Super Nova PUBS Monitoring¶
Please see the DM expert documentation page for DM responsibilities relating to SN data management
Link: DM - Expert Documentation¶
The super nova data stream (SNS) is a readout stream integrated into the MicroBooNE DAQ since Dec. 9 2016. Independent of the tiggered data stream, the SNS reads out TPC and optical data continuously. The data management for the SNS involves the PUBS daemon located on the ws02 machine. A psql database called procdb_sn is independent of the production database and is used to house the SNS projects. An overview of the PUBS projects developed for DM of the SNS is described below from a talk given @ https://microboone-docdb.fnal.gov/cgi-bin/private/ShowDocument?docid=13034.
The SNS data consists of ~1.5 GB binary fragments in "ubdaq" format. The total data size per run varies per SEB which means the number of subruns produced by the SNS will be different. Some SEBs are connected to wires which produce more or less data, depending on various factors controlled by the firmware. Each SEB has approximately 13TB of space in the /datalocal/supernova volume where SNS fragments are stored. Each SEB has an independent /datalocal/supernova directory which is managed by a PUBS daemon on ws02.
There are three projects which control the first phase of SNS DM.
- Binary fragment run and subrun registration
- Binary fragment filename extraction
- Binary fragment monitoring
There are 10 projects, one per SEB, in the PUBS DB which register new incoming fragments from the SNS. The unique run, and subrun number is stored into a unique run table per SEB.

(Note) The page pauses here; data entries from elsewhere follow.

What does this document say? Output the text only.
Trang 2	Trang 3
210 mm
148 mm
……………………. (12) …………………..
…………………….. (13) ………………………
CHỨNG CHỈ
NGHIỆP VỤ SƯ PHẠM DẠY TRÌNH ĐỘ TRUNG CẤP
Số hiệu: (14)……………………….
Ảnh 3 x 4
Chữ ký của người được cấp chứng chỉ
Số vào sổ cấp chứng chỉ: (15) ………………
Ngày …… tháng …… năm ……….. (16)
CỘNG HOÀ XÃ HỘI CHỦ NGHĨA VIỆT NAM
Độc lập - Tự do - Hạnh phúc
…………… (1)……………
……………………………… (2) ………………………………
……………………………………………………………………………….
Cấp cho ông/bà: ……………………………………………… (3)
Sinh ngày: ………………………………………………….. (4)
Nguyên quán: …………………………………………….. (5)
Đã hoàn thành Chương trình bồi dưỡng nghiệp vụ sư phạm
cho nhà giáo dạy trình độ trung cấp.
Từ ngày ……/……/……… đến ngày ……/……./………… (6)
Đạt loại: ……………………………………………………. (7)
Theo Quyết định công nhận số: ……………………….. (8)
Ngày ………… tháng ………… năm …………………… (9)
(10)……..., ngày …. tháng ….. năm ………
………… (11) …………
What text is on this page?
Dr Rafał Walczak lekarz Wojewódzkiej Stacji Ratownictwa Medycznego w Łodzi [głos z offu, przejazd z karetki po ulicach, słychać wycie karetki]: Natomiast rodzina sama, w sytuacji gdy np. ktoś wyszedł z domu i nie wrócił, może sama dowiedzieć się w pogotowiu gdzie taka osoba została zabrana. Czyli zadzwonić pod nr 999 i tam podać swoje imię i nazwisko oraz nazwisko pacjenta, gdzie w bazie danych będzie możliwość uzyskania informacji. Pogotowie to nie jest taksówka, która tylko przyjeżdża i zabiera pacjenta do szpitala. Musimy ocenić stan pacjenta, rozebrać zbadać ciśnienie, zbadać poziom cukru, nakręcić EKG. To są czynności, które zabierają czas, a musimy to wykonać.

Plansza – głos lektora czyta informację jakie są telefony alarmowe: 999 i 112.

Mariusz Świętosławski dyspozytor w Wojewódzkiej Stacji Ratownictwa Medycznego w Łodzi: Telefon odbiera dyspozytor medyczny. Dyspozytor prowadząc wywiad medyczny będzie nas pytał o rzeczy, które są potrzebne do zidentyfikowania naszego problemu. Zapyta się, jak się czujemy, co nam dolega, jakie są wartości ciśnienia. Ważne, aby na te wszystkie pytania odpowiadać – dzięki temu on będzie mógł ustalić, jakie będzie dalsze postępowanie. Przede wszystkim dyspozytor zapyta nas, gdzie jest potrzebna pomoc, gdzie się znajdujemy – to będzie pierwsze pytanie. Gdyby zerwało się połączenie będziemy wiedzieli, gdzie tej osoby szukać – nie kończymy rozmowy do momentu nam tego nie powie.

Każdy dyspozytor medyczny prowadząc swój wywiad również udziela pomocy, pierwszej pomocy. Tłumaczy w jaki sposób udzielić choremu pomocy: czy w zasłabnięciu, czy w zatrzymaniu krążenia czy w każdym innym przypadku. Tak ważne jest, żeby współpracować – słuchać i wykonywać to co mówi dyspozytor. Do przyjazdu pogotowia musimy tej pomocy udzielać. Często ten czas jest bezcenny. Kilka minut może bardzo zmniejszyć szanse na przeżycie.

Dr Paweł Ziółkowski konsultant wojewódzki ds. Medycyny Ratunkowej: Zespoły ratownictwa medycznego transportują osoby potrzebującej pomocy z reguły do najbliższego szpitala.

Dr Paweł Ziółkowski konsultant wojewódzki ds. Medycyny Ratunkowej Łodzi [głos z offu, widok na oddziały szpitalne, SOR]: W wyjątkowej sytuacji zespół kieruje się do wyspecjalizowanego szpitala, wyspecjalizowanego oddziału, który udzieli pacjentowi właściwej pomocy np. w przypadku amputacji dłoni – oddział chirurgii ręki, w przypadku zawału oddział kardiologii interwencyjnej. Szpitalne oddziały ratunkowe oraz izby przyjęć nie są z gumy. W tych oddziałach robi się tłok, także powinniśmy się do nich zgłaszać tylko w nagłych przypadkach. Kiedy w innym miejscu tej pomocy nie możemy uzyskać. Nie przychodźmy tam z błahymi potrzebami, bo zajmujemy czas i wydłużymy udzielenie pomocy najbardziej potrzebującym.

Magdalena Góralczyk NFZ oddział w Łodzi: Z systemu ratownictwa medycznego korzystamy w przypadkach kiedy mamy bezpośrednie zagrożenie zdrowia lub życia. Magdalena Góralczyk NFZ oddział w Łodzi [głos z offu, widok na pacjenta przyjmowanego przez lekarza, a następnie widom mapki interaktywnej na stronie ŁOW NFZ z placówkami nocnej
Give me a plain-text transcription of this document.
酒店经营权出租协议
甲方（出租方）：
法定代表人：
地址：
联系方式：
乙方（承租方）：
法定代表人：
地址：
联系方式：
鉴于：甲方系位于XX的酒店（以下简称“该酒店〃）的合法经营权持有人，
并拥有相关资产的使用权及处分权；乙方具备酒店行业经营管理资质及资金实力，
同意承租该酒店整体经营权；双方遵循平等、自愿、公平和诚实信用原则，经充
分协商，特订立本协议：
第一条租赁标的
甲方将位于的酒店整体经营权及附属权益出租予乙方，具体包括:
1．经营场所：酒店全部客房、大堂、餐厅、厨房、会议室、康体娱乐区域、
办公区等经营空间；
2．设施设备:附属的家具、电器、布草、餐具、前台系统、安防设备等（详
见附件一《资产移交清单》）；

Next, a set of projects records the unique file location into a table for further DM processing.
The bulk of the SNS DM comes from a standalone projects called monitor_snova. There is no run table for this project. This projects preforms two functions. It's first function is to maintain the occupancy of each SEBs /datalocal/supernova volume. When a datalocal volume fills past 80% on any of the SEBS, the monitor project delets SNS fragments for unique run numbers across all SEBS until the datalocal volume drops below 70%. This maintains unique run numbers across all SEBS simultaneously. An example of file deletion is shown below. The X axis is time. The Y axis is disk free percentage for SEB 06. There is one particular failure mode for the monitoring PUBS projects. To keep the load on ws02 down we have been using a cpulimiting program. This program can sometimes cause the project to hang in "T" status according to the linux job scheduler. When this happens you will get a call from the shifter telling you the disk occupancy for one of the SEBs is in alarm. To clear this error, please restart the daemon on ws02 and this error will go away after ~15 mins.
The second function of the monitoring script is to move SNS data from SEBS onto Fermilab tape archive. This feature is not in active use. In the uboonepro home directory you will find a .snova.lock file. This file contains the list of runs to be copied by the monitor script from the SEBS to tape. Creating this file, and filling it out as shown in the example above will stop the monitoring script from deletion and transition it to file retrieval.
The monitoring script will internally copy the frozen list of runs to a separate runtable in the PUBS db.
Once the data is copied off onto PNFS scratch space, there are four projects which handle the SNS binary fragment on their way to the Fermilab tape system.
The first project calculates the checksum of the file.
The second project fills out a samweb metadata file
The third project registers the file to sam, giving the file a unique name. This unique name contains the SEB name.
Finally, the fourth project moves the binary fragment from scratch to the super nova dropbox location to be moved into the tape system.